70 The concept is carrying out development, relevantly erection of building, the act or process as distinct from the product of the act or process. In my opinion it would be unrealistic to sever work of the nature of the activities from later steps in the erection of the second dwelling on the appellant's land, and would be particularly unrealistic to do so while still categorising that work as engineering or construction work. The erection of the second dwelling would begin with clearing of the site, pegging out, and digging trenches for footings; then or at later times there would be silt control measures and the digging of trenches for drainage pipes. Clearing to make a garden or digging for a fish pond may not be erection of a building, but the totality of the activities and their purpose informs the nature of the activities: so in North Sydney Municipal Council v Middle Harbour Investments Pty Ltd Hardie J said (at 45) that "The laying of the foundation was the most important and substantial part of the work; it was fundamental to and the first essential step in the building process …".
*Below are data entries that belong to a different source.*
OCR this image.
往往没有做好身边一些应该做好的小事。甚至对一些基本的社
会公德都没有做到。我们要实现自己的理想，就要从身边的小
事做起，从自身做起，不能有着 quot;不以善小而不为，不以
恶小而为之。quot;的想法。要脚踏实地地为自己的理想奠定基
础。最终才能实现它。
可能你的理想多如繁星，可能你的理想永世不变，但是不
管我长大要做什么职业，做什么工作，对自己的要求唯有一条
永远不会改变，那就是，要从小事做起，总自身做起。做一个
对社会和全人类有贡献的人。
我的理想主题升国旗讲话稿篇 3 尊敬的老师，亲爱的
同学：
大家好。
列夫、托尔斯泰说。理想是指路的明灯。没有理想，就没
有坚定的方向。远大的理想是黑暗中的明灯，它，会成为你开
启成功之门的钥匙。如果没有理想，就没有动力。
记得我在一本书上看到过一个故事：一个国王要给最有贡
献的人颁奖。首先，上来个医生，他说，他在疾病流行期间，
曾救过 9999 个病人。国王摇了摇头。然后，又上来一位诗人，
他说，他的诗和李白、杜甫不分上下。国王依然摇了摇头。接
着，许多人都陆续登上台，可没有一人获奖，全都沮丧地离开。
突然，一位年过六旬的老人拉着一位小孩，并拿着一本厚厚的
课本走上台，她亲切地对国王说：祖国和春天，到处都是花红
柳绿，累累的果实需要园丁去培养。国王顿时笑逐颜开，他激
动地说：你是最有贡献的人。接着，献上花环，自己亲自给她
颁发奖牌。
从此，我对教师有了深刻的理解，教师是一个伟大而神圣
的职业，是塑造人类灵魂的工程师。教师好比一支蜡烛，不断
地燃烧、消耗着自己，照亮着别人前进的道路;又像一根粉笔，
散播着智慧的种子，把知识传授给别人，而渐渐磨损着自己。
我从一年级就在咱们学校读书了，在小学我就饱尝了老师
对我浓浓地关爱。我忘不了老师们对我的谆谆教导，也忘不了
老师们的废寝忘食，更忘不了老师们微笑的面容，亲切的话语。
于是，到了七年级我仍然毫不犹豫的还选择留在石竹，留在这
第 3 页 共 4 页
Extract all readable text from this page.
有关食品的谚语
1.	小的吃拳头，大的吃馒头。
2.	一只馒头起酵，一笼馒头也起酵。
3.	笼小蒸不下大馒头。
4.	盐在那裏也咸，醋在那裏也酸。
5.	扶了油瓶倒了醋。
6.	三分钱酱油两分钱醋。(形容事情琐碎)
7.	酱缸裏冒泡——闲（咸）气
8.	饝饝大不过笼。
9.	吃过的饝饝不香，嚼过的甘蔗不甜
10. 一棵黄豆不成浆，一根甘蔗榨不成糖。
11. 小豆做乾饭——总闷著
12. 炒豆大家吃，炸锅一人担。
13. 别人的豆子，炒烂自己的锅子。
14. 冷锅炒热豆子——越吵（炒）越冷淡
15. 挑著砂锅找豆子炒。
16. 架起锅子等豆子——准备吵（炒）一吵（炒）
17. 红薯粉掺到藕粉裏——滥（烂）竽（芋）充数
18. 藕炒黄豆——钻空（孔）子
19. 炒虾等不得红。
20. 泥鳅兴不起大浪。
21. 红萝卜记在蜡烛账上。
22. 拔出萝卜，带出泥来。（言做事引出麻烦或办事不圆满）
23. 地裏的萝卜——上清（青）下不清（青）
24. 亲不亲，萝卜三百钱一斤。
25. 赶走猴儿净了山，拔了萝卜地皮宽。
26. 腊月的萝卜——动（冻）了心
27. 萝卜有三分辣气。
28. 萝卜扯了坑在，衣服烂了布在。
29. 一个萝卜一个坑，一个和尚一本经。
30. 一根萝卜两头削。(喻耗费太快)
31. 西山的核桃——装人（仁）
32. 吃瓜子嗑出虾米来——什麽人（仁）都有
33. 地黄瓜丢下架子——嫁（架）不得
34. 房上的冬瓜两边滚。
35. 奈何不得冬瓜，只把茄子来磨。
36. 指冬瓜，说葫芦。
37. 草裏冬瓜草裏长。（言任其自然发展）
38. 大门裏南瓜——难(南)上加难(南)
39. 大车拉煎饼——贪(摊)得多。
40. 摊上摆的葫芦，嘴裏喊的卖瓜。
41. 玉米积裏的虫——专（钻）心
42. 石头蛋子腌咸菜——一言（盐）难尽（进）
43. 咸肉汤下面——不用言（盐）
71 In the present case the scope and purpose of the activities was the erection of the second dwelling. In my opinion, as a matter of fact, the activities were part of the erection of a building, and were for that reason carrying out a development. The appellant's response can not be accepted. On the respondent's alternative basis, because condition 10 was not complied with the activities were prohibited and illegal. The appellant's development consent lapsed notwithstanding the activities.
72 If this be incorrect, in my opinion the activities constituted carrying out of a work when considering the need for development consent. The definition of "development" in the Act (1995) included the carrying out of a work in, on, over or under the land and the definition in the Act (1999) included the carrying out of a work. As I have indicated, the concept of work, a work or the carrying out of a work is not greatly elucidated in other definitions. "Work" refers to something done to the land itself, the physical result of labour done on land (Parramatta City Council v Brickworks Ltd (1972) 128 CLR 1 at 24-5), but again attention must be focussed on the act or process. It is a question of fact and degree: in Parramatta City Council v Shell Company of Australia Ltd (1972) 26 LGRA 25, speaking of depositing filling on land, Street J said (at 31) -
"As was pointed out during the course of argument, the depositing of filling on land may or may not be of such significance as to be regarded as 'work', and thus a 'development', within the relevant legislation. The building-up of a large sports ground or oval could readily and properly be regarded as a 'work'. At the other end of the scale, the construction in a private garden of a small earth pocket in which to plant a shrub would not seem to be of such significance as to justify description as a 'work'. In selecting where, between these two extremes, the present case falls, I am of the view that both the quantity of the filling as well as its significance in relation to the site is of importance."